Benzina: tagliare le accise o i profitti?

È ormai già dall’inizio dell’anno passato (2022) che assistiamo ad un rialzo dei prezzi delle materie prime dell’energia e della trazione. In questi giorni di inizio 2023, è la benzina a preoccupare più di tutte, visto che, con il nuovo anno, è stato cancellato il taglio delle accise che aveva permesso di moderare un po’ l’aumento dei prezzi. Si prepara dunque una nuova decurtazione ai salari dei lavoratori e delle lavoratrici che vedono aumentare mese dopo mese le spese fisse che devono affrontare per raggiungere i posti di lavoro e tutte le altre zone dove il trasporto pubblico locale, spesso pessimo, non arriva.

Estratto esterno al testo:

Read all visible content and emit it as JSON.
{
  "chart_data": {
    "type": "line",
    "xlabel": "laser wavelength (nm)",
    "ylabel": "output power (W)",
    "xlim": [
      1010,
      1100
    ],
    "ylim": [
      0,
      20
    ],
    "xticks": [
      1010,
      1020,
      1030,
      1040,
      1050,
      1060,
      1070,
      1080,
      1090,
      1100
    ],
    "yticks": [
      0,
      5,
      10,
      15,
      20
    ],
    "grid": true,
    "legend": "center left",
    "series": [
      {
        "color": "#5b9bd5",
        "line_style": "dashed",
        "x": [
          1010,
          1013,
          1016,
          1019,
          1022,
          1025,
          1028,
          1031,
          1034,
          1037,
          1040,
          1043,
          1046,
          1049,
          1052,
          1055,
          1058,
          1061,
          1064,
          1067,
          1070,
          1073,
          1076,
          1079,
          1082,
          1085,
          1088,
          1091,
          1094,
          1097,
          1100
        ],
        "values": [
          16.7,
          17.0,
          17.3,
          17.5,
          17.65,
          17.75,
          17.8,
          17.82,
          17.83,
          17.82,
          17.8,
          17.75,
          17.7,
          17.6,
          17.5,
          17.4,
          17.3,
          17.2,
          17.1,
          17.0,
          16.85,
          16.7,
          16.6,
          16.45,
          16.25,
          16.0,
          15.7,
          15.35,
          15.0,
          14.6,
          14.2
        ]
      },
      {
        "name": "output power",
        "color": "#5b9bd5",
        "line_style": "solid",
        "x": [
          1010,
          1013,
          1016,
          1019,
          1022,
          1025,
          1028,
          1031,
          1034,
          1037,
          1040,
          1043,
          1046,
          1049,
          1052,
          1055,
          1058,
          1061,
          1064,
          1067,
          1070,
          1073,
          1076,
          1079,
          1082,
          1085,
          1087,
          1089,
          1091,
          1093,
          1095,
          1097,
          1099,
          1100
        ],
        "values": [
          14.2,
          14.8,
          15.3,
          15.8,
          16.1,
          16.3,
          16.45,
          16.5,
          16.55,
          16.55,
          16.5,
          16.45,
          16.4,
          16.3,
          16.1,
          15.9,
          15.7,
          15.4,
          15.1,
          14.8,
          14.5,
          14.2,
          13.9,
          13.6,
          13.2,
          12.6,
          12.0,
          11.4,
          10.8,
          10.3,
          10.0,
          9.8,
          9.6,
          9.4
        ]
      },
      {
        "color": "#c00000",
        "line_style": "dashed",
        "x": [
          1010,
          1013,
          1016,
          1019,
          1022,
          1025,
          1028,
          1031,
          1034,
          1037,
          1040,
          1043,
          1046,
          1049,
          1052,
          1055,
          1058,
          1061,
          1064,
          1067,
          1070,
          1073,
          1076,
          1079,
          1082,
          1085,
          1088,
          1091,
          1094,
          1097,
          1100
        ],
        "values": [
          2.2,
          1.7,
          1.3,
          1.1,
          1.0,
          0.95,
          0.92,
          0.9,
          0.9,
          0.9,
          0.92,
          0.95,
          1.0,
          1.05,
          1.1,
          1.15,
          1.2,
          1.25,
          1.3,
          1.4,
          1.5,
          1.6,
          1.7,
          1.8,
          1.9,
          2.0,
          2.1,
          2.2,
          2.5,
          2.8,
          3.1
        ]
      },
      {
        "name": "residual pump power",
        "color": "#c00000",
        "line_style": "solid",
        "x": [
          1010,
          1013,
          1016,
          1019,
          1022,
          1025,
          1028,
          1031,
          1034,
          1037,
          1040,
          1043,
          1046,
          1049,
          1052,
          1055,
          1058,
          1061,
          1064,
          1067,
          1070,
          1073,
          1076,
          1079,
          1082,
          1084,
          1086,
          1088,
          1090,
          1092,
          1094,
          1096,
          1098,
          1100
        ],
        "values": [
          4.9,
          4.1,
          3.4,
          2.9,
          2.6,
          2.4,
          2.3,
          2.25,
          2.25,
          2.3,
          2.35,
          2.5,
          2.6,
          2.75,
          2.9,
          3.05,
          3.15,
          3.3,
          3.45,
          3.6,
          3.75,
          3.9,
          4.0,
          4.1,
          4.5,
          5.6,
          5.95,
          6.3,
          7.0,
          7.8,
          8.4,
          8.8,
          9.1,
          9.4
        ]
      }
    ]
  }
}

Ma cosa sono le accise? Si tratta di imposte sulla fabbricazione e la vendita, in questo caso della benzina. Sono tasse imposte sulle imprese che traggono profitto dalla lavorazione e smercio di questo bene e che i ricchi imprenditori del settore riversano sul prezzo finale; quindi, sulle masse di lavoratori che nell’economia di mercato devono acquistare tutto. Tutti i governi nel capitalismo hanno bisogno delle tasse, che servono a mantenere la pace sociale con l’erogazione (sempre più misera) di servizi sociali, educativi, ambientali e sanitari. Senza questa soglia minima di servizi la classe lavoratrice sarebbe impossibilitata a concludere la giornata lavorativa, sarebbe ridotta alla fame e si ribellerebbe presto. Quindi anche se il governo Meloni dice che cancellare il taglio sulle accise della benzina è stata “una scelta sofferta”, la verità è che l’oltre un miliardo al mese così ricavato gli serve. E se per le imprese questi soldi versati nella forma di accise verranno recuperati nella forma di crediti d’imposta (e quindi a breve di fatto risparmiati), per i lavoratori e le lavoratrici non è previsto nulla del genere. Ancora una volta, ad essere tassato veramente non è il grande capitale, ma le masse.

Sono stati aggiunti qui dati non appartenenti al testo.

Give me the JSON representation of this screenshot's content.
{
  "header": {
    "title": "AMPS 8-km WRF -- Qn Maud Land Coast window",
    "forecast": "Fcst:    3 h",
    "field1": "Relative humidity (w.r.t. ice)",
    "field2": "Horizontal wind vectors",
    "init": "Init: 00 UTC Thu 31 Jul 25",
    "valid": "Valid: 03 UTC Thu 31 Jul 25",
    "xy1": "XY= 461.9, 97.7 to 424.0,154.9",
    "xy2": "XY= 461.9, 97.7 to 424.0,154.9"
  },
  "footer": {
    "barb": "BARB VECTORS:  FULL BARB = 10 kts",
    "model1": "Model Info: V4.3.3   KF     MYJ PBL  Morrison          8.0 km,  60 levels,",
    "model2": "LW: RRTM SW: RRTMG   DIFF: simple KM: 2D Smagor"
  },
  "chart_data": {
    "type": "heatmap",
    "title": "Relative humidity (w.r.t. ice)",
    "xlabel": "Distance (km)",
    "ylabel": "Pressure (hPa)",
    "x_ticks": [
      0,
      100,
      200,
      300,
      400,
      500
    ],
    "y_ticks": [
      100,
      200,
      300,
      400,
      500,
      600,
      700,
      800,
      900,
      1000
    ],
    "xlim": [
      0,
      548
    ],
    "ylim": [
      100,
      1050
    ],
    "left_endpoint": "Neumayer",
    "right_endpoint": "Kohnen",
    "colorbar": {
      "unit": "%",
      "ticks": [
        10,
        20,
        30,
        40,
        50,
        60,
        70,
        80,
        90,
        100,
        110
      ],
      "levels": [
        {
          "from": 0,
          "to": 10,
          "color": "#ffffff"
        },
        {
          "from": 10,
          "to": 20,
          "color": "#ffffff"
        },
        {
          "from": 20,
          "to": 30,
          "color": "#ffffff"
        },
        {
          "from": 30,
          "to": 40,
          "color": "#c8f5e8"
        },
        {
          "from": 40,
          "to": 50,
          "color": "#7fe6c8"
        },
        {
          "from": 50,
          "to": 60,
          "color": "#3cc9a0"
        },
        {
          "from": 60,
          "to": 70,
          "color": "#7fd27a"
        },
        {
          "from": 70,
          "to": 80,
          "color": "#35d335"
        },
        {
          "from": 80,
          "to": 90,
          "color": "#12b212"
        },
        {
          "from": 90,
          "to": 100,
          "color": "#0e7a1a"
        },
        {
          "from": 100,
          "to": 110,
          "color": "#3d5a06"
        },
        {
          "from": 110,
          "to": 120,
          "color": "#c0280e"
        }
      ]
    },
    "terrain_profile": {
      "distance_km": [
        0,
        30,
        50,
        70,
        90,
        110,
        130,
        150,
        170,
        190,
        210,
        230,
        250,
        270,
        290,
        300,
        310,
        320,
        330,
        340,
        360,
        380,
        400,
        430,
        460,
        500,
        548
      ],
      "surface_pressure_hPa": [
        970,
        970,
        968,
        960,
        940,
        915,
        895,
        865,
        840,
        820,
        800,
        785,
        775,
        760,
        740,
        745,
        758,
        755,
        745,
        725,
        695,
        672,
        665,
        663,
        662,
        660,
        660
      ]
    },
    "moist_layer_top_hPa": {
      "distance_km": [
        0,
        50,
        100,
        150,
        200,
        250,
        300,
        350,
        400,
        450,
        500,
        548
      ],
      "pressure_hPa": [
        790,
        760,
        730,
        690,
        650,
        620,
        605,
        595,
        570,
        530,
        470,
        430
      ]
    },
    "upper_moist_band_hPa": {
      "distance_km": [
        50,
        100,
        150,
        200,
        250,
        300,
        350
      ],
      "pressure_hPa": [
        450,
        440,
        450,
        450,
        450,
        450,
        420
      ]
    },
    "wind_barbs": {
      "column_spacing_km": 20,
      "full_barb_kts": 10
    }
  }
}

Inoltre, il prezzo della benzina aumenta a livello internazionale quando aumenta il costo del petrolio. Questo è l’elemento di discussione più importante, che guarda caso manca dal dibattito e dalle comunicazioni dei difensori dell’economia di mercato. Nell’economia di mercato è legittimo alzare i prezzi, così come approfittare di situazioni di necessità per aumentare i profitti. Con il taglio delle accise i profitti delle imprese che lavorano e smerciano la benzina non vengono di fatto toccati, continuano a prosperare. Anche perché se le regole del mercato lo consentono – e in questo periodo lo consentono eccome – loro possono alzare ulteriormente il prezzo di base su cui vengono calcolate le imposte. E le masse pagano e si impoveriscono.

Tagliare le accise non risolverà il problema alla radice: il problema è che nell’economia di mercato il focus è il profitto privato di pochi a discapito di molti. Per difendere gli interessi di mercato si formano raggruppamenti economici e politici, si costruiscono “interessi nazionali”, si cercano di conquistare “spazi economici” con la strategia della tensione e le guerre. Negli ultimi anni la mancanza di crescita, di investimenti, di capacità di ripresa dalla crisi e di competitività economica dell’industria è stata sopperita tramite un salto qualitativo e quantitativo del livello di sfruttamento del proletariato. Si sono svalutati i salari in relazione al potere d’acquisto. La disoccupazione giovanile tocca percentuali record, soprattutto nel meridione. Sono aumentati lavoro precario, età lavorativa, orari e ritmi di lavoro, nonostante il progresso tecnologico. Di conseguenza si assiste a una costante diminuzione della sicurezza sul lavoro, documentata dai dati ufficiali che hanno registrato un aumento di morti e infortuni sul lavoro. Con l’avanzare della crisi gli interessi dei lavoratori e dei padroni sono sempre più inconciliabili. La guerra imperialista in atto, nella quale lavoratori russi e ucraini si ammazzano tra loro per gli interessi dei propri sfruttatori, ne è il ritratto più esplicativo. Il capitalismo non è più in grado neanche di garantire quel minimo di benessere che ha portato lavoratori e lavoratrici all’accettazione della propria condizione di sfruttamento, ma riesce solo a generare una catastrofe dopo l’altra.

Non sarà un eventuale taglio alle accise sulla benzina a salvare la situazione. Occorre ripartire dagli scioperi e prendere coscienza dei rapporti di forza. Siamo di più e siamo più pericolosi. Rivendichiamo un tetto al prezzo della benzina, la redistribuzione immediata dei profitti maturati e la nazionalizzazione senza indennizzo delle aziende che lavorano e smerciano i carburanti, poniamole sotto il controllo dei lavoratori, opponiamoci all’economia di mercato. Così otterremo un reale abbassamento dei prezzi.